In this case, the set of production rules $P$ is defined as follows

\begin{align} \langle \text{expr} \rangle & ::= \langle \text{expr} \rangle \langle \text{op} \rangle \langle \text{expr} \rangle \; | \; \langle \text{operand} \rangle \\ \langle \text{op} \rangle & ::= + \; | \; - \; | \; * \; | \; / \\ \langle \text{operand} \rangle & ::= 1 \; | \; 2 \; | \; 3 \; | \; 4 \; | \; \langle \text{var} \rangle \\ \langle \text{var} \rangle & ::= \mathrm{x} \; | \; \mathrm{y} \end{align} So, there are four productions rules. To be clear, $\langle \text{var} \rangle ::= \mathrm{x} \; | \; \mathrm{y}$ is a production rule. The symbol $|$ means "or", so the left-hand side of each production is a non-terminal (and note that all non-terminals are denoted with angle brackets $\langle \cdot \rangle$), which is defined as (or can be replaced with) one of the right-hand choices, which can be a non-terminal or terminal. The first choice of each production rule is at index $0$. The second choice at index $1$, and so on. So, for example, in the case of the production $\langle \text{var} \rangle ::= \mathrm{x} \; | \; \mathrm{y}$, $\mathrm{x}$ is the choice at index $0$ and $\mathrm{y}$ is the choice at index $1$.

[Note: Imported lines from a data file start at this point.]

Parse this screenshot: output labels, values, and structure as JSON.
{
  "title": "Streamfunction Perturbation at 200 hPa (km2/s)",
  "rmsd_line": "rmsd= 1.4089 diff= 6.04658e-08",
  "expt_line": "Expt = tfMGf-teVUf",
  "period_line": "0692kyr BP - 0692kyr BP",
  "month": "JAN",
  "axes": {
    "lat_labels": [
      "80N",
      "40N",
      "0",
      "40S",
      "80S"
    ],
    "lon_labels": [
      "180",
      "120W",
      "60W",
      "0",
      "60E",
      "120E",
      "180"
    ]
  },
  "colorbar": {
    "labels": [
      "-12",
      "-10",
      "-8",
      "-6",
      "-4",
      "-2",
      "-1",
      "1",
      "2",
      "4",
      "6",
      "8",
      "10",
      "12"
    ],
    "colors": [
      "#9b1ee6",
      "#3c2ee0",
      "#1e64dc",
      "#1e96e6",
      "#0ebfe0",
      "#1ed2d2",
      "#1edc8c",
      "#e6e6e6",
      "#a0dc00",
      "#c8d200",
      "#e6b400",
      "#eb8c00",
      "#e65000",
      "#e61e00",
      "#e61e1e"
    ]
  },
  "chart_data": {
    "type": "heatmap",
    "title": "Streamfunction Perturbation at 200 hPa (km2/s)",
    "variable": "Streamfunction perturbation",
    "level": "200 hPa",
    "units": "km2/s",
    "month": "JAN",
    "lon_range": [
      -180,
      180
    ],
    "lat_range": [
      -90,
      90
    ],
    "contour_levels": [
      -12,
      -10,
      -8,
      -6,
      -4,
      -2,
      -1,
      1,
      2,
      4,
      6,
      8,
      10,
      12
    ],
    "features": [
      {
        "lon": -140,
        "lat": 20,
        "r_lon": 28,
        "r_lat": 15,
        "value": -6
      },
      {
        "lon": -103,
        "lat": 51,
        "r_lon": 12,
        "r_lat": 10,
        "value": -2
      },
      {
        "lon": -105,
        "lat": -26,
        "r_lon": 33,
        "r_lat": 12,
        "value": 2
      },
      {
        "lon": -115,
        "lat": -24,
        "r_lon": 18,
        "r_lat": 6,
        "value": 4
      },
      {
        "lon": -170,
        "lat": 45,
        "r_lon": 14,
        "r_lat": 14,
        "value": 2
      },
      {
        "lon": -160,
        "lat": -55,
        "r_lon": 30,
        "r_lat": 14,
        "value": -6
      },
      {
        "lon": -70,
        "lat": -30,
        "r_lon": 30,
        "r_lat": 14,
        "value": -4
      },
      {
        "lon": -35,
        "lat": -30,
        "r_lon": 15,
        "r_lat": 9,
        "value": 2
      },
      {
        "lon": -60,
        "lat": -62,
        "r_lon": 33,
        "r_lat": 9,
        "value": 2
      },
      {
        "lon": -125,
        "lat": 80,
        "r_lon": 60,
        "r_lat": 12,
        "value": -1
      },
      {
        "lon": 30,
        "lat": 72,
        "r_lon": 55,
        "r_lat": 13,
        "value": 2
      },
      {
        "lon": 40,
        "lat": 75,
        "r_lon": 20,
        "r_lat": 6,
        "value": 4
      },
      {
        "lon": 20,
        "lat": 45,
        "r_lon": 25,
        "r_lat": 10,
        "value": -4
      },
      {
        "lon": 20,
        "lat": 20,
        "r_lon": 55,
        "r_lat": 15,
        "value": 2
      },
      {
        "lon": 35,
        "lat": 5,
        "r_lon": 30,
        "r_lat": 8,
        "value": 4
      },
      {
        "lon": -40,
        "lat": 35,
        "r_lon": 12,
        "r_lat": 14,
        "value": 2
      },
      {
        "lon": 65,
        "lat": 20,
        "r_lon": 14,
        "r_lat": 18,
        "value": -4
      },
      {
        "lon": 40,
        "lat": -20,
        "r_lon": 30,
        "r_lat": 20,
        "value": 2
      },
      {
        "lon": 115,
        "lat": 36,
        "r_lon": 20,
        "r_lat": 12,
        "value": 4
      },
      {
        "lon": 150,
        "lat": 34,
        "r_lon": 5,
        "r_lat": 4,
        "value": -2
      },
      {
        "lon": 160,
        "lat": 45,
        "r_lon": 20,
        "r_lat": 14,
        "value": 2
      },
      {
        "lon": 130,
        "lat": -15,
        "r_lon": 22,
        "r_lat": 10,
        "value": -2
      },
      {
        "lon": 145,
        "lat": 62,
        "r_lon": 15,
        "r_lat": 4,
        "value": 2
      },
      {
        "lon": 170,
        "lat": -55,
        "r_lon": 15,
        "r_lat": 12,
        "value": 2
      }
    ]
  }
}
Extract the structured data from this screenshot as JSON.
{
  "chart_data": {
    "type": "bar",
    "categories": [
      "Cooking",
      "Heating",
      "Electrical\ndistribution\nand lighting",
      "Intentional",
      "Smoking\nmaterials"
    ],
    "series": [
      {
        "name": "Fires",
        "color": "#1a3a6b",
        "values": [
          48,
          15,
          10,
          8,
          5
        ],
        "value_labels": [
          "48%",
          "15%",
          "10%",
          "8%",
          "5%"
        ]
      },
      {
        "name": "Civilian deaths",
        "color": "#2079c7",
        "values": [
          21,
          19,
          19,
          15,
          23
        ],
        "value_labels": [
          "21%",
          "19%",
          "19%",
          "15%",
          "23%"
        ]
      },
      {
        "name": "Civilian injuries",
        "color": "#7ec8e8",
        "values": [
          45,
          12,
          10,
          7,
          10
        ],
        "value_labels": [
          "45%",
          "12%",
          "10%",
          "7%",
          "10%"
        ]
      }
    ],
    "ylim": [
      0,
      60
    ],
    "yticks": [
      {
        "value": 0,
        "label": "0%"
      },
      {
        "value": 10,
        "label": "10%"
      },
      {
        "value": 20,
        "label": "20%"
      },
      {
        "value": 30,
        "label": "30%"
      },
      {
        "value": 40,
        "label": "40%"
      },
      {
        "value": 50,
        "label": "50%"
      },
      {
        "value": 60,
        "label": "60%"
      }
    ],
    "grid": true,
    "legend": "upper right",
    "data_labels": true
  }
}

The codons are the indices that we use to select the production rule's choice while transforming (or mapping) the genotype into a phenotype (an actual program).

So, we start with the first production, in this case, $S = \langle \text{expr} \rangle$. If it's a non-terminal, then we replace it with one of its right-hand side choices. In this case, there are two choices

$\langle \text{expr} \rangle \langle \text{op} \rangle \langle \text{expr} \rangle$ (choice at index $0$)
$\langle \text{operand} \rangle$ (choice at index $1$)

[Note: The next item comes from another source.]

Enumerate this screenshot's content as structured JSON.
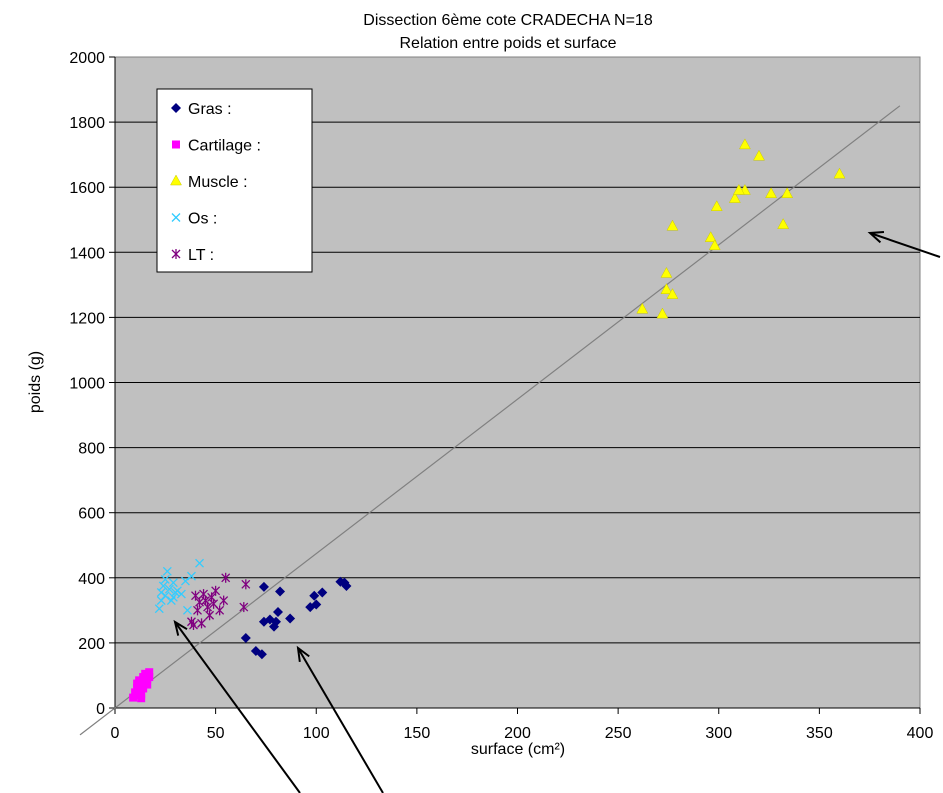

If our genotype (integer representation) is, for example, $01$ (note that this is a sequence of integers), we would replace $\langle \text{expr} \rangle$ with $\langle \text{expr} \rangle \langle \text{op} \rangle \langle \text{expr} \rangle$, then we would replace the first $\langle \text{expr} \rangle$ in $\langle \text{expr} \rangle \langle \text{op} \rangle \langle \text{expr} \rangle$ with $\langle \text{operand} \rangle$, so we would get $\langle \text{operand} \rangle \langle \text{op} \rangle \langle \text{expr} \rangle$, and so on and so forth, until we get an expression that only contains terminals, or the genotype is terminated. There can be other ways of mapping the genotype to the phenotype, but this is the purpose of codons.

Codons in biology

The term codon has its origins in biology: a subsequence of 3 nucleotides is known as a codon, which is mapped to an amino acid in order to produce the proteins. The set of all mappings from codons to amino acids is known as genetic code. Take a look at this article for a gentle introduction to the subject. So, in GE, codons also have a similar role to the role of codons in biology, i.e. they are used to build the actual phenotypes (in biology, the phenotypes would be the proteins or, ultimately, the organism).

Notes

Codons do not have to be 2-bit subsequences, but they can be $m$-bit subsequences, for some arbitrary $m$. The term codon is similar to the term gene, which is also often used to refer to specific subsequences of the genotype (for example, in genetic algorithms), although they may not be synonymous (at least in biology, genes are made up of sequences of codons, so they are not synonymous). Moreover, the binary $m$-bit codons can first be mapped to integers, so codons can also just be integers, as e.g. used here or illustrated in figure 2.2 of this chapter.